Ski_the_east01This is one of the dumbest things I've ever read on NS
1. You didn't factor in down payment. You're home value and your loan cannot be the same number.
2. Renting is essentially throwing away money. You are not making your money work for you
4. You are while making mortgage payments your are purchasing an asset and it is earning equity and you are building borrowing power
5. You are building credit
6. Tax benefits of owning a home
7. Owning a home isn't always considered an investment, it's more 'intelligent consumption' especially when compared to renting
8. You claim a 5% fixed rate like it's a bad thing, a fixed rate that low is very beneficial when you consider the stability attached with that rate. There is also always the option of refinancing
1. Have you even heard of a simplified model? If you want to get oh so technical, fine, say a $50,000 down payment on a $350,000 house, with a $300,000 mortgage. Happy now?

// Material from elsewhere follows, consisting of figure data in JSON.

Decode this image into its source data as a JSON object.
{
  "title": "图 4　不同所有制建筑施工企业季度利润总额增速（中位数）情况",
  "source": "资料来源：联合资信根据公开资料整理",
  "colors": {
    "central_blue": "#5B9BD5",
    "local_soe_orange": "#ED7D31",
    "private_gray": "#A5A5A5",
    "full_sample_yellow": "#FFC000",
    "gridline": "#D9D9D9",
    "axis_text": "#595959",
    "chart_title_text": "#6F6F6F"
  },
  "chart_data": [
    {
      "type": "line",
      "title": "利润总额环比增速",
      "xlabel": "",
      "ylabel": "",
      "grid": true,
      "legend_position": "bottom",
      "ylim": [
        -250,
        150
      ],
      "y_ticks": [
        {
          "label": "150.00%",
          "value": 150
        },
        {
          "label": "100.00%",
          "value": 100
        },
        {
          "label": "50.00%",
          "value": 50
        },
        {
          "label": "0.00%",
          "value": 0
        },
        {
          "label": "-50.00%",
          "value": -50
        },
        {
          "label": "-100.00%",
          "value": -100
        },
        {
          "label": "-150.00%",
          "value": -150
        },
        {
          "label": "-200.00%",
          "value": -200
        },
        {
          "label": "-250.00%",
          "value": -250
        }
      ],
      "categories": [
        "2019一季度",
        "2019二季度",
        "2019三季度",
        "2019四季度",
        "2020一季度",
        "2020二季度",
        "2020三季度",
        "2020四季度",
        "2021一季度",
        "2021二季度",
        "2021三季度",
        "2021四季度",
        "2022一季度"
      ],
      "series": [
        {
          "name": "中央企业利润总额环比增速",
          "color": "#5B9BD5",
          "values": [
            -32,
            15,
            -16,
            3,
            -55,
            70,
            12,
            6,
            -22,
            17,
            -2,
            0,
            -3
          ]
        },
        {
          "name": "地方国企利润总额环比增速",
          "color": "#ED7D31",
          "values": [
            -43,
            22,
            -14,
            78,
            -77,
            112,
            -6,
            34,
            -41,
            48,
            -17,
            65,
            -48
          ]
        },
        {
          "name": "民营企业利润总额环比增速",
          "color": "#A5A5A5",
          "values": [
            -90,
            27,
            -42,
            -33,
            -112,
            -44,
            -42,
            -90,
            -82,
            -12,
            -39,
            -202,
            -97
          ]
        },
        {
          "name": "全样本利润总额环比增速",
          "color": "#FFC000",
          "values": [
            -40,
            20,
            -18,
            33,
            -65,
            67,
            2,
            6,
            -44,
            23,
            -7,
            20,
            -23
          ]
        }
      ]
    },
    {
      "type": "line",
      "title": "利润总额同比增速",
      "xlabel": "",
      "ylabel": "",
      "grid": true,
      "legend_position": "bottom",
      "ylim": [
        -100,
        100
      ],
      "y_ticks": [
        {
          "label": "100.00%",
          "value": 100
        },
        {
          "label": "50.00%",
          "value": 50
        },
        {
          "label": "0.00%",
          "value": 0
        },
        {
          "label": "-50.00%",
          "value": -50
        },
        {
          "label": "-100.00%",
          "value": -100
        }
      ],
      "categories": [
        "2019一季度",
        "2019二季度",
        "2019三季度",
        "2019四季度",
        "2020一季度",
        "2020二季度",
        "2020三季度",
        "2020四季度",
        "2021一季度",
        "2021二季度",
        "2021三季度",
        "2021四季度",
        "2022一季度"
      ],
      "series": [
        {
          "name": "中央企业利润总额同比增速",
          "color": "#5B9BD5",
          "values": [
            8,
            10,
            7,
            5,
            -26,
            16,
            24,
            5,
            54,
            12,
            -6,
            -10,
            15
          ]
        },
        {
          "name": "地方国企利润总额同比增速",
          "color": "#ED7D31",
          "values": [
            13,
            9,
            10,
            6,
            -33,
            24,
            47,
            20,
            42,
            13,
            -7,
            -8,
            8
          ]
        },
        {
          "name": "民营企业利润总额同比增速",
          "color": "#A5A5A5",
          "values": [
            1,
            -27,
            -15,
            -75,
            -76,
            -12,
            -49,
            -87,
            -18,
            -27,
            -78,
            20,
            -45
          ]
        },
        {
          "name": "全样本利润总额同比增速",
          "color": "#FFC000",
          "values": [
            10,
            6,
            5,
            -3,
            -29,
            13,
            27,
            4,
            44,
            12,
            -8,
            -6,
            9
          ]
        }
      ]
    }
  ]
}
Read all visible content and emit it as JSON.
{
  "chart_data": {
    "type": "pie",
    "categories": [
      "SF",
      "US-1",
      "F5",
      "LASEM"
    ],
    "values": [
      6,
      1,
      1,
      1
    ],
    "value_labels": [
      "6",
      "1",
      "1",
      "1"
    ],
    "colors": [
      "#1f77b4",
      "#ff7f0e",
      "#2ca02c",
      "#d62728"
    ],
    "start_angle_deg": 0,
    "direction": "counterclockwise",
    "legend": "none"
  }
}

2. Paying interest is essentially throwing money away as well. And should your home ever go down in value, your basically trapped (as the 2008 crisis proved so well). That interest money is not "working for you", unless you define it as gaining credit. That roughly $280,000 that was paid above and beyond the loan is burnt money essentially.
3. What happened to #3?
4. Better off paying rent and setting aside the extra money a mortgage/home would be costing to you towards buying a home outright (or almost outright). Instead of paying 5%, let your money earn 5%. After 10 years of putting maybe a grand into an earning account, that is much more equity then the measly amount paid off on the principal of the house.
5. If you have good credit history not much of a concern. Nothing will destroy your credit like a missed mortgage payment.
6. I overlooked the mortgage interest tax deductions, but deductions max out at a low amount for most people, nowhere near the total amount paid each year. Not to mention most of that is offset by the costs of property taxes and other miscellaneous taxes on home ownership.
7. God forbid someone lose their job and find themselves unable to make the payments, then all those payments were for nothing. A renter simply moves into a place they can afford. If you think you have enough stability for thirty years, then I say go for it.
8. I never said 5% was a bad rate, I just used it as an example, since it's fairly common. Or you could refinance to one of those great adjustable rates, we all saw how that worked out. Also, you're not factoring closing costs and all the other BS that banks tack on.
Look, I'm not saying renting is ideal, but having a mortgage can potentially be much worse, especially for young single people. For certain people, for example married couples with families and a mini-van, a mortgage would begin to make more sense.
Also, you cannot say all homes go up in value. Sure they'll go up in terms of inflation, but in real terms that's always a question mark, with the very real possibility of going down in value depending on location.
It's a complex question that each person should consider very carefully. Let's not rush into taking on "good debt."